Chain-of-thought was never a free upgrade you bolt onto any model. It was a capability that switched on at scale — which is exactly why it can switch off again when the model changes.

Few-shot's real job (and its hidden tax)

Because few-shot locates behavior rather than teaching it, its sweet spot is narrow and specific: pinning an output format, demonstrating a labeling scheme, showing the shape of an edge case. If you need strict JSON, three examples of strict JSON beat three paragraphs describing JSON. That is the job.

What few-shot is not is free accuracy, and here is the part that rarely makes it into tutorials. The examples you choose bias the output. Zhao et al.'s 2021 paper, bluntly titled Calibrate Before Use, showed GPT-3's few-shot accuracy "varies drastically" with the choice and ordering of examples, driven by three measurable biases: majority-label bias (the model drifts toward whichever label appears most in your demos), recency bias (it over-weights the last example), and common-token bias. Their calibration fix recovered up to ~30 points of accuracy. The lesson isn't "calibrate" so much as: your examples are not neutral. Four positive examples and one negative one is a thumb on the scale, not a demonstration.

The inversion nobody updated their prompts for

Now the part that breaks the staircase entirely.

The 2025–2026 wave of reasoning models — OpenAI's o-series and their peers — are trained to produce an internal reasoning trace before they answer. They do chain-of-thought inside the model, every time, without being asked. So what happens when you bolt the old techniques on top?

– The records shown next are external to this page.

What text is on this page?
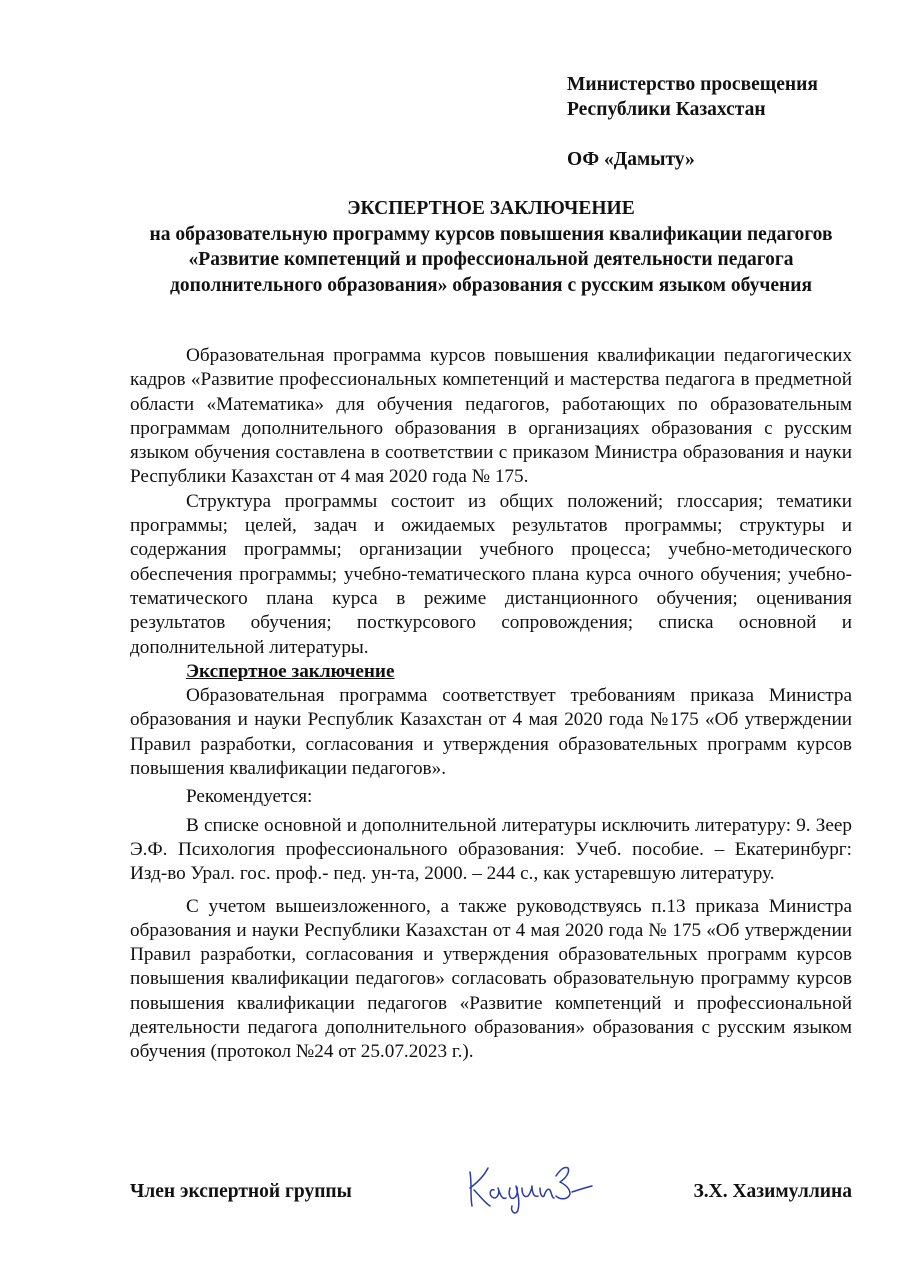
Министерство просвещения
Республики Казахстан
ОФ «Дамыту»
ЭКСПЕРТНОЕ ЗАКЛЮЧЕНИЕ
на образовательную программу курсов повышения квалификации педагогов «Развитие компетенций и профессиональной деятельности педагога дополнительного образования» образования с русским языком обучения

Образовательная программа курсов повышения квалификации педагогических кадров «Развитие профессиональных компетенций и мастерства педагога в предметной области «Математика» для обучения педагогов, работающих по образовательным программам дополнительного образования в организациях образования с русским языком обучения составлена в соответствии с приказом Министра образования и науки Республики Казахстан от 4 мая 2020 года № 175.

Структура программы состоит из общих положений; глоссария; тематики программы; целей, задач и ожидаемых результатов программы; структуры и содержания программы; организации учебного процесса; учебно-методического обеспечения программы; учебно-тематического плана курса очного обучения; учебно-тематического плана курса в режиме дистанционного обучения; оценивания результатов обучения; посткурсового сопровождения; списка основной и дополнительной литературы.

Экспертное заключение

Образовательная программа соответствует требованиям приказа Министра образования и науки Республик Казахстан от 4 мая 2020 года №175 «Об утверждении Правил разработки, согласования и утверждения образовательных программ курсов повышения квалификации педагогов».

Рекомендуется:

В списке основной и дополнительной литературы исключить литературу: 9. Зеер Э.Ф. Психология профессионального образования: Учеб. пособие. – Екатеринбург: Изд-во Урал. гос. проф.- пед. ун-та, 2000. – 244 с., как устаревшую литературу.

С учетом вышеизложенного, а также руководствуясь п.13 приказа Министра образования и науки Республики Казахстан от 4 мая 2020 года № 175 «Об утверждении Правил разработки, согласования и утверждения образовательных программ курсов повышения квалификации педагогов» согласовать образовательную программу курсов повышения квалификации педагогов «Развитие компетенций и профессиональной деятельности педагога дополнительного образования» образования с русским языком обучения (протокол №24 от 25.07.2023 г.).

Член экспертной группы	З.Х. Хазимуллина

OpenAI's own reasoning guidance is unusually blunt about it. It tells you to "avoid chain-of-thought prompts" because "prompting them to 'think step by step' or 'explain your reasoning' is unnecessary," and that these models "often don't need few-shot examples," so you should "write prompts without examples first" — adding that examples which don't align tightly with your instructions "may produce poor results." Read that twice: on a reasoning model, two of the three rungs of the ladder range from redundant to harmful. The penthouse technique is built into the elevator, and the few-shot examples that used to help can now drag.

This is where it gets genuinely interesting, because the providers disagree. Anthropic's extended-thinking guidance says to prefer high-level "think deeply about this" instructions over prescriptive step-by-step ones — agreeing with OpenAI on chain-of-thought — but explicitly states that multishot prompting with example reasoning patterns still works well with Claude's extended thinking. One vendor says drop the examples; the other says keep them. They are not contradicting each other so much as describing different models.

That disagreement is the whole point of this piece. If zero-shot, few-shot, and chain-of-thought were a quality ladder, two leading labs could not give opposite advice about the same rung. They give opposite advice because these are tools matched to a model class, not universal best practices. The technique that wins is a function of which model you're prompting, and that's a decision that sits right next to picking a reasoning model over a standard one in the first place — and, when you want the prompt itself tuned by data rather than by hand, handing it to an automatic prompt optimizer.

The actual decision

Strip away the staircase and the rule is short. Reach for zero-shot first — on a capable model it's the cheapest thing that works, and on a reasoning model it's also the recommended thing. Add few-shot when the failure is format, not thinking — and when you do, watch your example mix for the majority-label and recency thumbprints. Add explicit chain-of-thought only on non-reasoning models doing multi-step work, where it still does what it did in 2022. And on a reasoning model, write the plain instruction, then stop — the model is already standing in the penthouse you were trying to climb to.